Galaxy 4R
- Mission type: Communications
- Operator: PanAmSat (2000–2006) Intelsat (2006–2009)
- COSPAR ID: 2000-020A
- SATCAT no.: 26298
- Mission duration: 15 years

Spacecraft properties
- Bus: HS-601HP
- Manufacturer: Hughes
- Launch mass: 3,716 kilograms (8,192 lb)
- BOL mass: 2,511 kilograms (5,536 lb)
- Dry mass: 1,895 kilograms (4,178 lb)
- Power: 7,800 watts

Start of mission
- Launch date: 19 April 2000, 00:29 UTC
- Rocket: Ariane 42L
- Launch site: Kourou ELA-2
- Contractor: Arianespace

End of mission
- Disposal: Decommissioned
- Deactivated: April 2009

Orbital parameters
- Reference system: Geocentric
- Regime: Geostationary
- Longitude: 73° west (2000) 99° west (2000–2006) 76.85° west (2006–2009)

Transponders
- Band: 28 C-band 28 Ku-band 4 of each reserved as backups
- Coverage area: North America

= Galaxy 4R =

Decommissioned geostationary communications satellite

Galaxy 4R was a communications satellite operated by PanAmSat from 2000 to 2006, and by Intelsat from 2006 to 2009. It spent most of its operational life at an orbital location of 99° W, a slot once occupied by the Galaxy IV, which suffered a failure in 1998. G4R was launched on April 18, 2000, with an Ariane launch vehicle, and covered North America with twenty-four transponders each on the C- and K_{u} bands. The satellite was stationed at 76.8°W, inclined.

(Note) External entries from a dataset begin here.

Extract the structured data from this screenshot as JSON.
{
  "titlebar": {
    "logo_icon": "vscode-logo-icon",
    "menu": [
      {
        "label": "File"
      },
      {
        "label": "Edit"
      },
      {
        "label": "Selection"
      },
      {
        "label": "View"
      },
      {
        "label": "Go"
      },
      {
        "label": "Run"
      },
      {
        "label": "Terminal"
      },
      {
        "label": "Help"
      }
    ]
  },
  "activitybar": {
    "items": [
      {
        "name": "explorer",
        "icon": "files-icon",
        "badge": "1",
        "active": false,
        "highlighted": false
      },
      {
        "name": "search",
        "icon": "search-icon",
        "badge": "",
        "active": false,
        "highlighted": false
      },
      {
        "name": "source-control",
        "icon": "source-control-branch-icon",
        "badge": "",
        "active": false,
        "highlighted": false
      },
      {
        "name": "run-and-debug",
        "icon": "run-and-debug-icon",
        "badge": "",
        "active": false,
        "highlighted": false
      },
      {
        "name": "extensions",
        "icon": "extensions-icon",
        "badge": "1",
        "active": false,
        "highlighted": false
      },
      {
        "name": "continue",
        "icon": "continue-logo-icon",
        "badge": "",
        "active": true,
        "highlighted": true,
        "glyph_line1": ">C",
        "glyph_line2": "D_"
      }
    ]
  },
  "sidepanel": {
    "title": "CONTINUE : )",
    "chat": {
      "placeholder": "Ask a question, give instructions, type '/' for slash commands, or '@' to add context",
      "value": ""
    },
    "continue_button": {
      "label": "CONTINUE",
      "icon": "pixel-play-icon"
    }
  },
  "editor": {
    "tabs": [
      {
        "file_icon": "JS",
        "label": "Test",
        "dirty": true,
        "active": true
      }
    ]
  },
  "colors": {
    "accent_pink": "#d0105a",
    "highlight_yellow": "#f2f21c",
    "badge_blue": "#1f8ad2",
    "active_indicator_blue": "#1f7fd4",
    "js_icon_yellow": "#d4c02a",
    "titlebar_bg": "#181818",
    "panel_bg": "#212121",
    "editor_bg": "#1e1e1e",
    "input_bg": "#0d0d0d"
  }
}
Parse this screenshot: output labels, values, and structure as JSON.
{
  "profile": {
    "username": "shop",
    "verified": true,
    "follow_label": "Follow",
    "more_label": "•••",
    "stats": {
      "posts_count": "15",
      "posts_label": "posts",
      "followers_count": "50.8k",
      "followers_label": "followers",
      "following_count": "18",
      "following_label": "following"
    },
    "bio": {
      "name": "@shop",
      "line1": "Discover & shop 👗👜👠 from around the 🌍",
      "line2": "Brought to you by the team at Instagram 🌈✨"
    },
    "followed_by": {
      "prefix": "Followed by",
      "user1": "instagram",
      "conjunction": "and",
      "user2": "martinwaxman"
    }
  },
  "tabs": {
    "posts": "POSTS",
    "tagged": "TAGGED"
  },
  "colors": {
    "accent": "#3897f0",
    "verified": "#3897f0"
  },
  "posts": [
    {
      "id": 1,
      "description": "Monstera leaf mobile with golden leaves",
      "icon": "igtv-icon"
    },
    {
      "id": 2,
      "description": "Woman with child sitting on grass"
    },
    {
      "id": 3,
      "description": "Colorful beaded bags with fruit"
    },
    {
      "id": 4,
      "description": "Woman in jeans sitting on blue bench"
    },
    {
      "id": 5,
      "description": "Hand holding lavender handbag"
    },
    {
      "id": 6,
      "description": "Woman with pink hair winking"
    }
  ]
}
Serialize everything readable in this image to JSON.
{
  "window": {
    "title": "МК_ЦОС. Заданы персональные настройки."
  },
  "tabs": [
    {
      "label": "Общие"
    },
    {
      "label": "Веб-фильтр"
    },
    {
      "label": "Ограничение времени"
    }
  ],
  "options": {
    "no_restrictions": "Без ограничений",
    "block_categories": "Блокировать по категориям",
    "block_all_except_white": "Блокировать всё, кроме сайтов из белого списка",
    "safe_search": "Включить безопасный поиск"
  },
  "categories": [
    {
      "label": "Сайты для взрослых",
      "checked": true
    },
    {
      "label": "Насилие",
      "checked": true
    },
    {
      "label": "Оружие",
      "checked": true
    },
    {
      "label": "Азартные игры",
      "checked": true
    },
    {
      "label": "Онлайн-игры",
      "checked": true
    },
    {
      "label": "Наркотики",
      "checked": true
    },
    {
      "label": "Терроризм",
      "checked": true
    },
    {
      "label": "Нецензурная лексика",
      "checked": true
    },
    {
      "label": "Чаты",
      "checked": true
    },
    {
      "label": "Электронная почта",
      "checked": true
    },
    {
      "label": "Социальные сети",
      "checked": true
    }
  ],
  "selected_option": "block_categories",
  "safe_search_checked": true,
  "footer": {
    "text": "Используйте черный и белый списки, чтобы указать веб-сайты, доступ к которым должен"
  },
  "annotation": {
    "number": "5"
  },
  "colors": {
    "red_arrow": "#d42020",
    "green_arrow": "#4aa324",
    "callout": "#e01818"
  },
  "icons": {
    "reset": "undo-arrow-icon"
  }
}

Users included Warner Brothers, National Public Radio, Public Radio International, Buena Vista Television Distribution, FOX, and Televisa. The satellite was also utilized for satellite internet services through DirecPC.

Much of the K_{u} side was occupied by the HITS service, which re-distributes programming found on other satellites to cable providers.

Designed for an operational lifespan of 15 years, Galaxy 4R suffered a propulsion system failure in 2003 and was replaced by Galaxy 16 on August 14, 2006. It was moved to 76.85 degrees west after being replaced and its orbit was allowed to become more inclined in order to save station-keeping propellant. The satellite was decommissioned in April 2009 and moved to a graveyard orbit.